Im Ross, from Norwich.

Ive not owned or driven a TT but I've always wanted one! Im currently in a stage one bmw 330D which is rapid but a bit sensible.

when the time comes I'm hoping to finally get a TT, not sure of mk1 or mk2 or which engine yet but I have a while to wait and work that out!

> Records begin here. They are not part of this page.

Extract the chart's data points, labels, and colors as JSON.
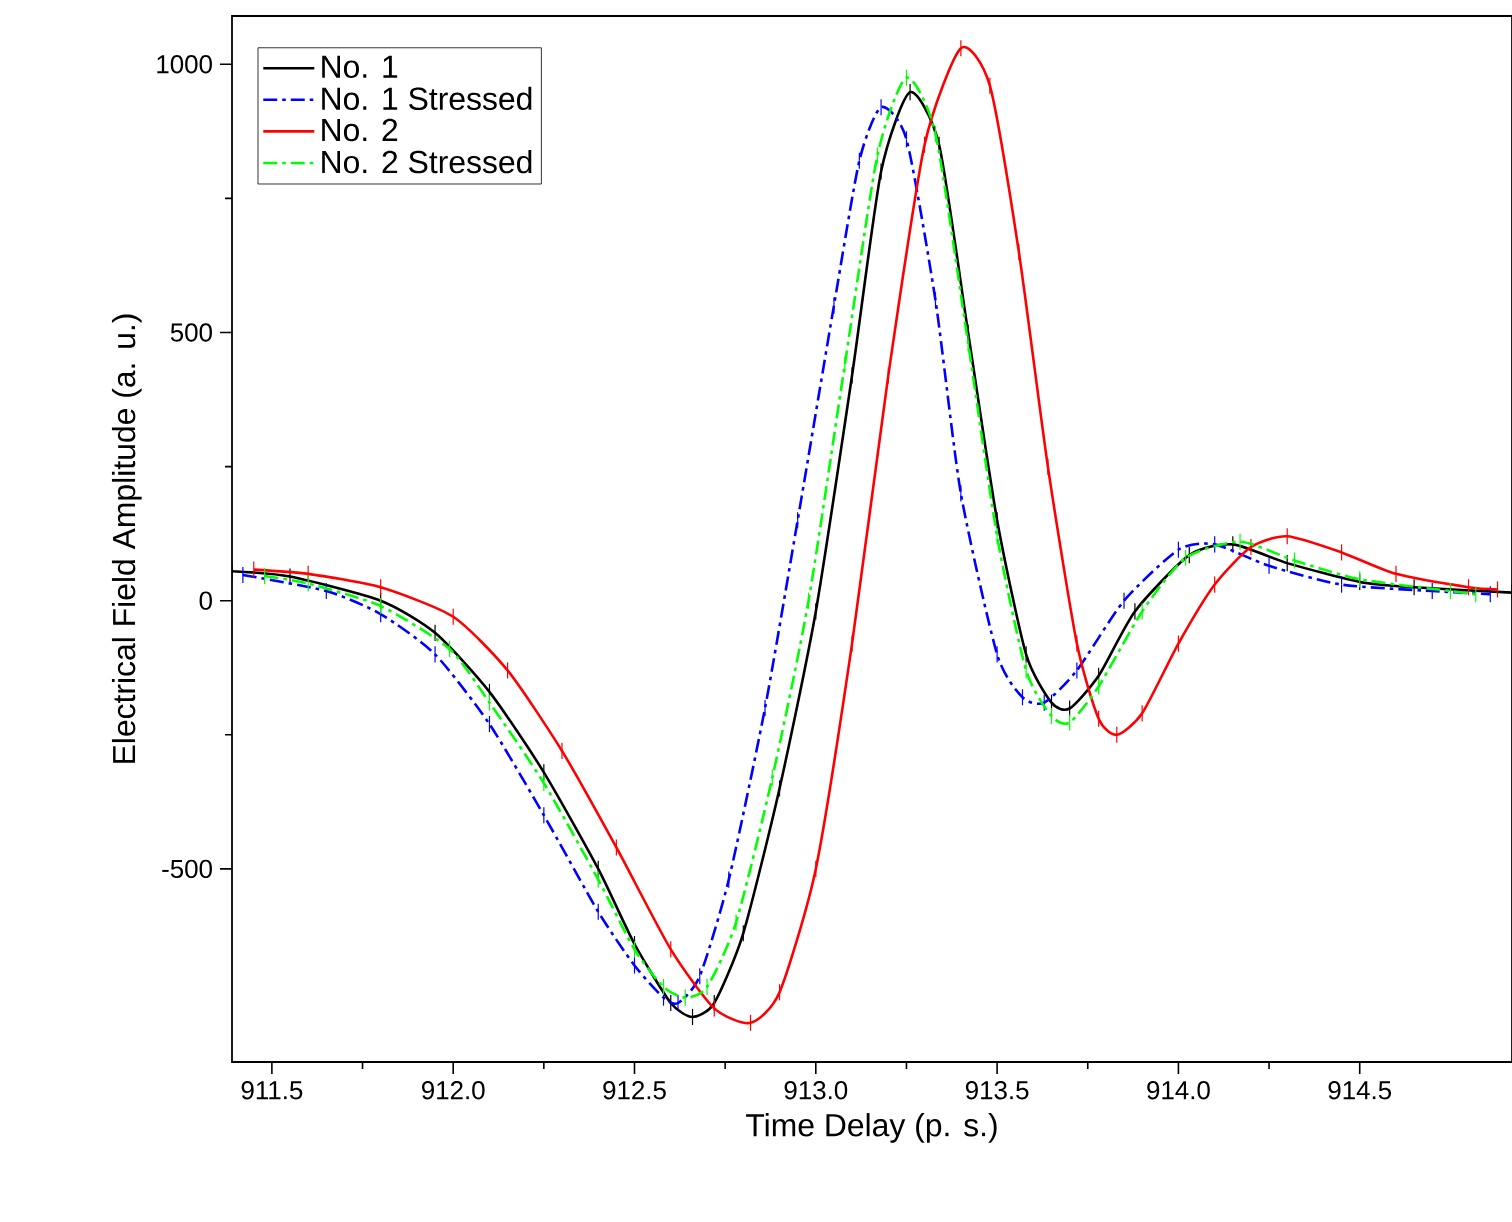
{
  "chart_data": {
    "type": "line",
    "xlabel": "Time Delay (p. s.)",
    "ylabel": "Electrical Field Amplitude (a. u.)",
    "xlim": [
      911.39,
      914.92
    ],
    "ylim": [
      -860,
      1090
    ],
    "xticks": [
      911.5,
      {
        "value": 912,
        "label": "912.0"
      },
      912.5,
      {
        "value": 913,
        "label": "913.0"
      },
      913.5,
      {
        "value": 914,
        "label": "914.0"
      },
      914.5
    ],
    "yticks": [
      -500,
      0,
      500,
      1000
    ],
    "legend": "top left",
    "grid": false,
    "marker": "none",
    "series": [
      {
        "name": "No. 1",
        "color": "#000000",
        "line_style": "solid",
        "x": [
          911.39,
          911.55,
          911.8,
          911.95,
          912.1,
          912.25,
          912.4,
          912.5,
          912.6,
          912.66,
          912.72,
          912.8,
          912.9,
          913.0,
          913.1,
          913.18,
          913.26,
          913.34,
          913.42,
          913.5,
          913.58,
          913.65,
          913.7,
          913.78,
          913.88,
          914.03,
          914.15,
          914.3,
          914.5,
          914.65,
          914.92
        ],
        "values": [
          55,
          45,
          0,
          -60,
          -170,
          -320,
          -500,
          -640,
          -750,
          -776,
          -750,
          -620,
          -350,
          -20,
          420,
          800,
          948,
          850,
          500,
          150,
          -100,
          -190,
          -201,
          -140,
          -20,
          85,
          105,
          70,
          35,
          25,
          15
        ],
        "errors": [
          15,
          15,
          15,
          15,
          15,
          15,
          15,
          15,
          15,
          15,
          15,
          15,
          15,
          15,
          15,
          15,
          15,
          15,
          15,
          15,
          15,
          15,
          15,
          15,
          15,
          15,
          15,
          15,
          15,
          15,
          15
        ]
      },
      {
        "name": "No. 1 Stressed",
        "color": "#0000ff",
        "line_style": "dashdot",
        "x": [
          911.42,
          911.65,
          911.8,
          911.95,
          912.1,
          912.25,
          912.4,
          912.5,
          912.58,
          912.62,
          912.68,
          912.76,
          912.86,
          912.95,
          913.05,
          913.12,
          913.18,
          913.25,
          913.33,
          913.4,
          913.5,
          913.57,
          913.63,
          913.72,
          913.85,
          914.0,
          914.1,
          914.25,
          914.45,
          914.7,
          914.86
        ],
        "values": [
          48,
          18,
          -25,
          -100,
          -230,
          -400,
          -580,
          -680,
          -740,
          -750,
          -700,
          -520,
          -200,
          150,
          550,
          820,
          920,
          860,
          560,
          200,
          -100,
          -180,
          -190,
          -130,
          0,
          95,
          105,
          65,
          30,
          18,
          12
        ],
        "errors": [
          15,
          15,
          15,
          15,
          15,
          15,
          15,
          15,
          15,
          15,
          15,
          15,
          15,
          15,
          15,
          15,
          15,
          15,
          15,
          15,
          15,
          15,
          15,
          15,
          15,
          15,
          15,
          15,
          15,
          15,
          15
        ]
      },
      {
        "name": "No. 2",
        "color": "#ff0000",
        "line_style": "solid",
        "x": [
          911.45,
          911.6,
          911.8,
          912.0,
          912.15,
          912.3,
          912.45,
          912.6,
          912.72,
          912.82,
          912.9,
          913.0,
          913.1,
          913.2,
          913.3,
          913.4,
          913.48,
          913.56,
          913.64,
          913.72,
          913.78,
          913.83,
          913.9,
          914.0,
          914.1,
          914.2,
          914.3,
          914.45,
          914.6,
          914.8,
          914.88
        ],
        "values": [
          58,
          50,
          25,
          -30,
          -130,
          -280,
          -460,
          -650,
          -760,
          -787,
          -730,
          -500,
          -80,
          420,
          850,
          1030,
          960,
          650,
          250,
          -80,
          -220,
          -250,
          -210,
          -80,
          30,
          100,
          120,
          90,
          50,
          25,
          21
        ],
        "errors": [
          15,
          15,
          15,
          15,
          15,
          15,
          15,
          15,
          15,
          15,
          15,
          15,
          15,
          15,
          15,
          15,
          15,
          15,
          15,
          15,
          15,
          15,
          15,
          15,
          15,
          15,
          15,
          15,
          15,
          15,
          15
        ]
      },
      {
        "name": "No. 2 Stressed",
        "color": "#00ff00",
        "line_style": "dashdot",
        "x": [
          911.48,
          911.6,
          911.8,
          911.99,
          912.1,
          912.25,
          912.4,
          912.5,
          912.58,
          912.64,
          912.7,
          912.78,
          912.88,
          912.98,
          913.08,
          913.17,
          913.25,
          913.33,
          913.42,
          913.5,
          913.58,
          913.65,
          913.7,
          913.78,
          913.9,
          914.02,
          914.17,
          914.32,
          914.5,
          914.75,
          914.82
        ],
        "values": [
          46,
          32,
          -10,
          -90,
          -190,
          -340,
          -520,
          -650,
          -720,
          -740,
          -720,
          -600,
          -330,
          0,
          440,
          830,
          975,
          870,
          480,
          120,
          -130,
          -215,
          -227,
          -160,
          -20,
          80,
          110,
          75,
          40,
          18,
          12
        ],
        "errors": [
          15,
          15,
          15,
          15,
          15,
          15,
          15,
          15,
          15,
          15,
          15,
          15,
          15,
          15,
          15,
          15,
          15,
          15,
          15,
          15,
          15,
          15,
          15,
          15,
          15,
          15,
          15,
          15,
          15,
          15,
          15
        ]
      }
    ]
  }
}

Just here to look at the lovely cars and help with my future purchase.

Cheers

Ross


----------



## Hoggy (May 8, 2002)

Hi Ross, Welcome to the TTF.
Ask any question in the MK1 section, as you know that's what you really want. :lol:  :wink: 
Hoggy.


----------



## YELLOW_TT (Feb 25, 2004)

Welcome  you know you want the best TT the limited edition mk1 quattro Sport


----------



## Hoggy (May 8, 2002)

Hi, Perhaps a *Red* 225 :lol: :lol:  [smiley=argue.gif] 








Hoggy.


----------



## Nidana (Jun 9, 2018)

I have always loved the TT from its first generation then the mk2 came out and not long after this appeared on the u tube. 




Now I have the 3.2 but no supercharger as yet. May well end up with an RS in the future though but my lust to fit a turbo or supercharger is still strong.

Sent from my iPhone using Tapatalk


----------



## Ozyboyross (Aug 2, 2010)

Cheers for the warm welcome!

the mk1 did spark my love affair and a tidy one is still a very pretty car imo!

Im not sure a 3.2 would suit me tbh, as although the noise is fantastic its not hugely tuneable.

Im currently running around 300hp and 600nm of torque in my 330D so maybe a 2.0 turbo will suit me better.

as for mk1 or mk2 I feel like I prefer the outside of the mk1 but the inside of the mk2 lol


----------



## YELLOW_TT (Feb 25, 2004)

Ozyboyross said:


> Cheers for the warm welcome!
> 
> the mk1 did spark my love affair and a tidy one is still a very pretty car imo!
> 
> ...


I find the quality of the interior of the mk1 much better than the mk2


----------



## Ozyboyross (Aug 2, 2010)

YELLOW_TT said:


> Ozyboyross said:
> 
> 
> > Cheers for the warm welcome!
> ...


Ive not had a good poke around both to be honest I'm only going on photos on for sale adverts!

I need to go drive a few and see which I prefer, I don't think ill be doing anything till summer time unless a bargain came along!


----------



## MeGaMaN (Nov 11, 2018)

YELLOW_TT said:


> Welcome  you know you want the dest TT the limited edition mk1 quattro Sport


Beautiful car that Yellow


----------



## YELLOW_TT (Feb 25, 2004)

MeGaMaN said:


> YELLOW_TT said:
> 
> 
> > Welcome  you know you want the dest TT the limited edition mk1 quattro Sport
> ...


Cheers


----------